Svitlana Aksyonova, a senior expert from the Institute of Demography and Social Research, argues that while a government handout of USD 1,600 can make a major difference to a low income family, it will not be decisive in persuading people to start or extend their families. “If a couple is not planning on having two children they are hardly likely to change their mind because of the promise of a short time financial boost,” she states.

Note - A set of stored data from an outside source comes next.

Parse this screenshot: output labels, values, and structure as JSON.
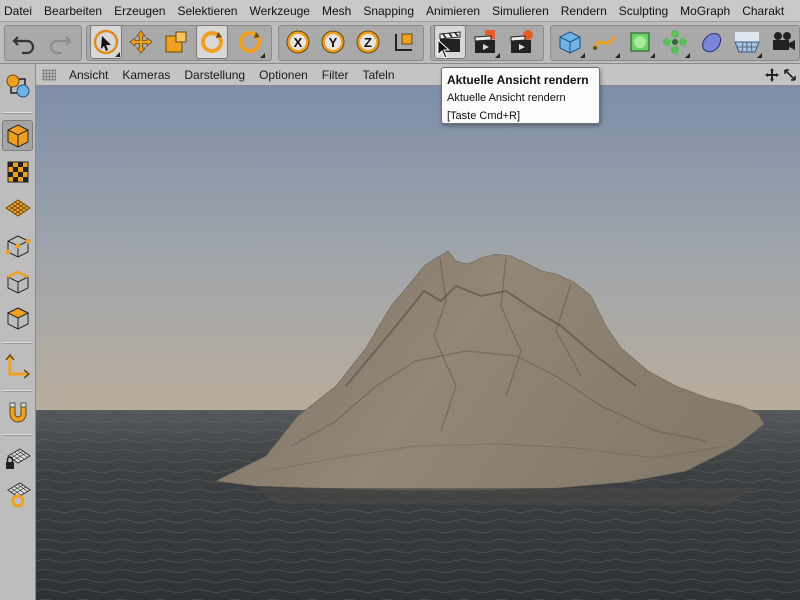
{
  "menu": [
    "Datei",
    "Bearbeiten",
    "Erzeugen",
    "Selektieren",
    "Werkzeuge",
    "Mesh",
    "Snapping",
    "Animieren",
    "Simulieren",
    "Rendern",
    "Sculpting",
    "MoGraph",
    "Charakt"
  ],
  "toolbar": {
    "undo_icon": "undo-icon",
    "redo_icon": "redo-icon",
    "axis_x": "X",
    "axis_y": "Y",
    "axis_z": "Z",
    "accent_color": "#f0a020"
  },
  "viewport_menu": [
    "Ansicht",
    "Kameras",
    "Darstellung",
    "Optionen",
    "Filter",
    "Tafeln"
  ],
  "tooltip": {
    "title": "Aktuelle Ansicht rendern",
    "description": "Aktuelle Ansicht rendern",
    "shortcut": "[Taste Cmd+R]"
  },
  "scene": {
    "sky_top": "#7f8fa8",
    "sky_horizon": "#b4ab9e",
    "sea": "#3f4244",
    "mountain": "#8a7f70"
  }
}
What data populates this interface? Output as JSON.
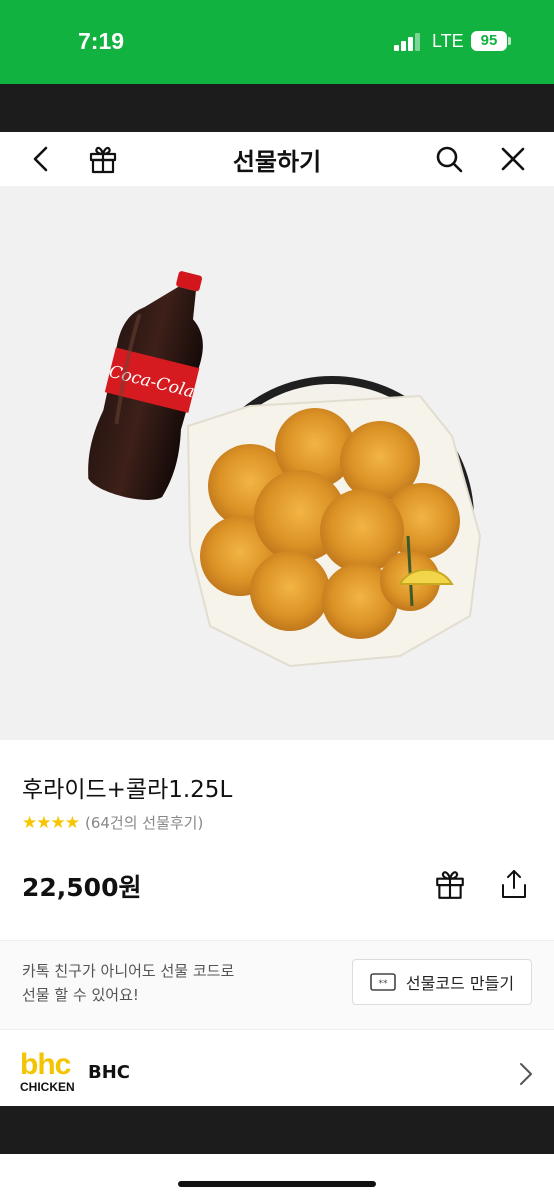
{
  "status_bar": {
    "time": "7:19",
    "network": "LTE",
    "battery": "95"
  },
  "nav": {
    "title": "선물하기",
    "icons": [
      "back-icon",
      "gift-icon",
      "search-icon",
      "close-icon"
    ]
  },
  "product": {
    "name": "후라이드+콜라1.25L",
    "stars": "★★★★",
    "review_count": "(64건의 선물후기)",
    "price": "22,500원",
    "colors": {
      "star": "#f7c600",
      "status_bar": "#11b240"
    }
  },
  "gift_code": {
    "desc_line1": "카톡 친구가 아니어도 선물 코드로",
    "desc_line2": "선물 할 수 있어요!",
    "button_label": "선물코드 만들기"
  },
  "brand": {
    "logo_text": "bhc",
    "logo_sub": "CHICKEN",
    "name": "BHC"
  }
}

The role of regional differences
Sociologists have also been at pains to explain the drastic differences in the demographic situation that are evident across Ukraine. Many experts point to the higher proportion of the population in western regions living in a relatively healthy countryside environment, with a preponderance of more traditional family values also serving to increase the chances of elderly family members living longer. “Mortality rates are connected to the cultural specifics of any given region, specifically in terms of attitudes to parents and the aged. Psychological and social support for old people in western Ukraine is greater than in the east because of stronger family traditions. In practice this means fewer economic problems for old people,” Voznesenska states.

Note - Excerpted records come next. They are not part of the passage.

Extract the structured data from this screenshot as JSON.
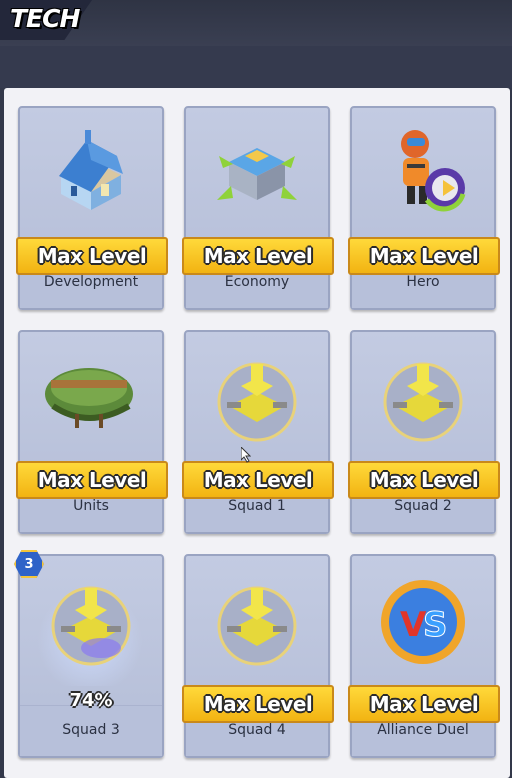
{
  "header": {
    "title": "TECH"
  },
  "cards": [
    {
      "name": "Development",
      "status": "Max Level",
      "icon": "house-icon"
    },
    {
      "name": "Economy",
      "status": "Max Level",
      "icon": "resource-building-icon"
    },
    {
      "name": "Hero",
      "status": "Max Level",
      "icon": "hero-icon"
    },
    {
      "name": "Units",
      "status": "Max Level",
      "icon": "military-helmet-icon"
    },
    {
      "name": "Squad 1",
      "status": "Max Level",
      "icon": "tank-icon"
    },
    {
      "name": "Squad 2",
      "status": "Max Level",
      "icon": "tank-icon"
    },
    {
      "name": "Squad 3",
      "progress": "74%",
      "badge": "3",
      "icon": "tank-icon"
    },
    {
      "name": "Squad 4",
      "status": "Max Level",
      "icon": "tank-icon"
    },
    {
      "name": "Alliance Duel",
      "status": "Max Level",
      "icon": "vs-icon"
    }
  ]
}
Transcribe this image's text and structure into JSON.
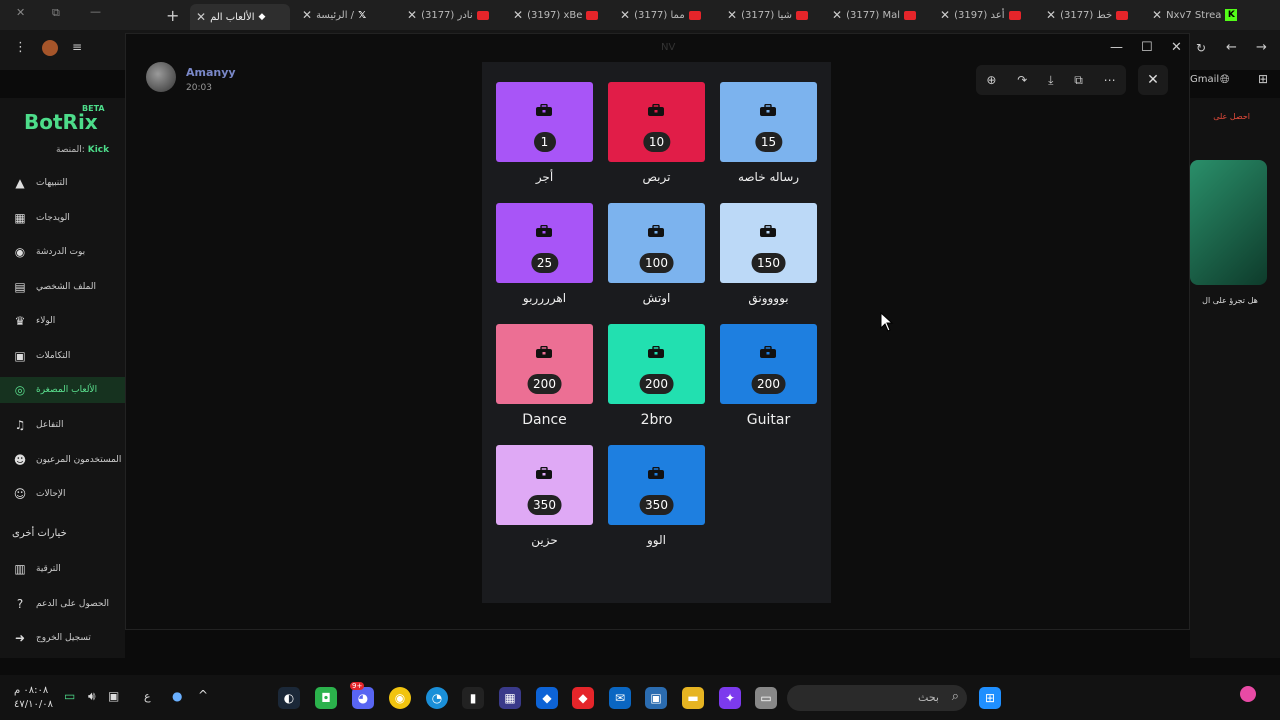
{
  "browser": {
    "tabs": [
      {
        "label": "الألعاب الم"
      },
      {
        "label": "الرئيسة /"
      },
      {
        "label": "(3177) نادر"
      },
      {
        "label": "(3197) xBe"
      },
      {
        "label": "(3177) مما"
      },
      {
        "label": "(3177) شيا"
      },
      {
        "label": "(3177) Mal"
      },
      {
        "label": "(3197) أعد"
      },
      {
        "label": "(3177) خط"
      },
      {
        "label": "Nxv7 Strea"
      }
    ],
    "gmail_label": "Gmail"
  },
  "sidebar": {
    "brand": "BotRix",
    "beta": "BETA",
    "platform_label": "المنصة:",
    "platform_value": "Kick",
    "items": [
      {
        "label": "التنبيهات",
        "icon": "warning-icon"
      },
      {
        "label": "الويدجات",
        "icon": "widgets-icon"
      },
      {
        "label": "بوت الدردشة",
        "icon": "robot-icon"
      },
      {
        "label": "الملف الشخصي",
        "icon": "profile-card-icon"
      },
      {
        "label": "الولاء",
        "icon": "trophy-icon"
      },
      {
        "label": "التكاملات",
        "icon": "integrations-icon"
      },
      {
        "label": "الألعاب المصغرة",
        "icon": "gamepad-icon",
        "active": true
      },
      {
        "label": "التفاعل",
        "icon": "music-note-icon"
      },
      {
        "label": "المستخدمون المرعيون",
        "icon": "users-icon"
      },
      {
        "label": "الإحالات",
        "icon": "referral-icon"
      }
    ],
    "other_options": "خيارات أخرى",
    "other_items": [
      {
        "label": "الترقية",
        "icon": "upgrade-icon"
      },
      {
        "label": "الحصول على الدعم",
        "icon": "help-icon"
      },
      {
        "label": "تسجيل الخروج",
        "icon": "logout-icon"
      }
    ]
  },
  "viewer": {
    "username": "Amanyy",
    "time": "20:03",
    "window_title": "NV"
  },
  "sounds": [
    {
      "name": "أجر",
      "cost": "1",
      "color": "#a855f7"
    },
    {
      "name": "تربص",
      "cost": "10",
      "color": "#e11d48"
    },
    {
      "name": "رساله خاصه",
      "cost": "15",
      "color": "#7cb3ee"
    },
    {
      "name": "اهرررربو",
      "cost": "25",
      "color": "#a855f7"
    },
    {
      "name": "اوتش",
      "cost": "100",
      "color": "#7cb3ee"
    },
    {
      "name": "بوووونق",
      "cost": "150",
      "color": "#bcd9f7"
    },
    {
      "name": "Dance",
      "cost": "200",
      "color": "#ec6f94"
    },
    {
      "name": "2bro",
      "cost": "200",
      "color": "#22e0b0"
    },
    {
      "name": "Guitar",
      "cost": "200",
      "color": "#1e7fe0"
    },
    {
      "name": "حزين",
      "cost": "350",
      "color": "#dfa9f5"
    },
    {
      "name": "الوو",
      "cost": "350",
      "color": "#1e7fe0"
    }
  ],
  "right_panel": {
    "promo": "احصل على",
    "game_text": "هل تجرؤ على ال"
  },
  "taskbar": {
    "time": "٠٨:٠٨ م",
    "date": "٤٧/١٠/٠٨",
    "lang": "ع",
    "search_placeholder": "بحث",
    "notif_count": "9+"
  }
}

Sociologist Aksyonova argues that women in Ukraine’s western oblasts tend to be more family-oriented. “The eastern part of the country offers greater opportunities for a woman to build a career because of its high industrial development,” she explains.
No long term solution
National statistics for the first half of 2007 suggest that birth rates are indeed on an upward trajectory, but experts argue that this is only a short term phenomenon which will not last longer than three or four years and will nevertheless prove insufficient to reverse the general demographic decline.
As well as the relatively encouraging economic climate, Aksyonova explains that many of today’s births are the result of factors such as couples having the child they felt they could not have supported five or ten years ago.

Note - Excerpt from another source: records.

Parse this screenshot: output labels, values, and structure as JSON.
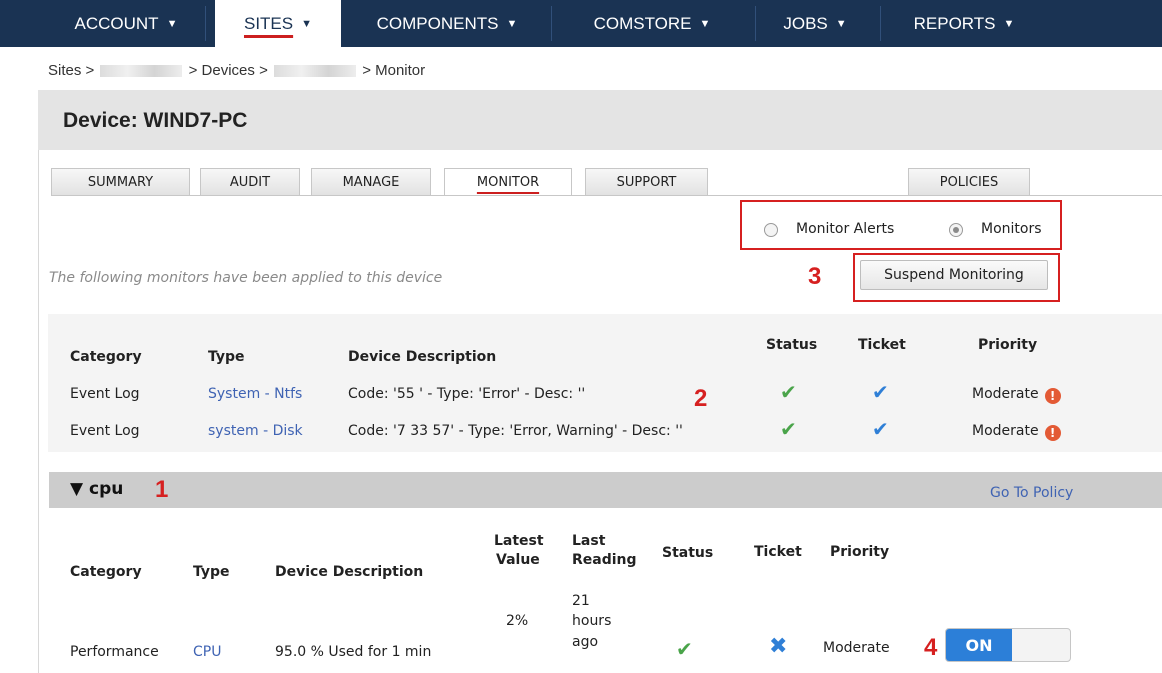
{
  "nav": {
    "items": [
      {
        "label": "ACCOUNT",
        "caret": "▼"
      },
      {
        "label": "SITES",
        "caret": "▼"
      },
      {
        "label": "COMPONENTS",
        "caret": "▼"
      },
      {
        "label": "COMSTORE",
        "caret": "▼"
      },
      {
        "label": "JOBS",
        "caret": "▼"
      },
      {
        "label": "REPORTS",
        "caret": "▼"
      }
    ],
    "active": "SITES"
  },
  "breadcrumb": {
    "sites": "Sites >",
    "after_site": "> Devices >",
    "current": "> Monitor"
  },
  "device": {
    "title": "Device: WIND7-PC"
  },
  "tabs": [
    {
      "label": "SUMMARY"
    },
    {
      "label": "AUDIT"
    },
    {
      "label": "MANAGE"
    },
    {
      "label": "MONITOR"
    },
    {
      "label": "SUPPORT"
    },
    {
      "label": "POLICIES"
    }
  ],
  "view_toggle": {
    "options": [
      "Monitor Alerts",
      "Monitors"
    ],
    "selected": "Monitors"
  },
  "note": "The following monitors have been applied to this device",
  "suspend_label": "Suspend Monitoring",
  "annotations": [
    "1",
    "2",
    "3",
    "4"
  ],
  "table1": {
    "headers": {
      "category": "Category",
      "type": "Type",
      "description": "Device Description",
      "status": "Status",
      "ticket": "Ticket",
      "priority": "Priority"
    },
    "rows": [
      {
        "category": "Event Log",
        "type": "System - Ntfs",
        "description": "Code: '55 ' - Type: 'Error' - Desc: ''",
        "priority": "Moderate"
      },
      {
        "category": "Event Log",
        "type": "system - Disk",
        "description": "Code: '7 33 57' - Type: 'Error, Warning' - Desc: ''",
        "priority": "Moderate"
      }
    ]
  },
  "policy_section": {
    "title": "▼ cpu",
    "goto_label": "Go To Policy"
  },
  "table2": {
    "headers": {
      "category": "Category",
      "type": "Type",
      "description": "Device Description",
      "latest_value_1": "Latest",
      "latest_value_2": "Value",
      "last_reading_1": "Last",
      "last_reading_2": "Reading",
      "status": "Status",
      "ticket": "Ticket",
      "priority": "Priority"
    },
    "row": {
      "category": "Performance",
      "type": "CPU",
      "description": "95.0 % Used for 1 min",
      "latest_value": "2%",
      "last_reading_1": "21",
      "last_reading_2": "hours",
      "last_reading_3": "ago",
      "priority": "Moderate",
      "toggle": "ON"
    }
  },
  "icons": {
    "status_ok": "green-check-icon",
    "ticket_ok": "blue-check-icon",
    "ticket_none": "blue-x-icon",
    "priority": "alert-icon"
  },
  "colors": {
    "nav_bg": "#1a3353",
    "annotation": "#d62020",
    "link": "#3f63b3",
    "toggle_on": "#2c7fd8"
  }
}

This, she argues, has created a temporary rise in birth rates that is not sustainable and will correct itself in due course, while the depleted ranks of young women of child-bearing age mean that the population demographic is destined to get more and more top heavy over the coming decades. In general terms, the Ukrainian nation continues to age every year, and by the start of 2006 just 19% of the overall population was under eighteen. This percentage looks set to decrease for the foreseeable future.
Most Western countries are facing a similar demographic scenario, with low birth rates creating an ever-rising percentage of pension age citizens among a dwindling population. This has led to calls for private pension schemes to take on the burden from over-stretched government coffers that cannot hope to bear the burden of so many state pensions.
Ukraine’s social security services will also be placed under enormous strain as a result of the country’s changing demographics, and sociologists are scathing over the chances of cash incentives making a long lasting impression on the situation.
With inflation cutting away at the value of state handouts for newborn babies and the closure of schools and kindergartens, Ukraine needs to adopt a more systematic approach that focuses on the reasons why people feel ready to start families: security, prosperity and the promise of long-term well-being. Until progress is made on these fronts, any successes in the battle to boost Ukraine’s flagging population will be strictly localised.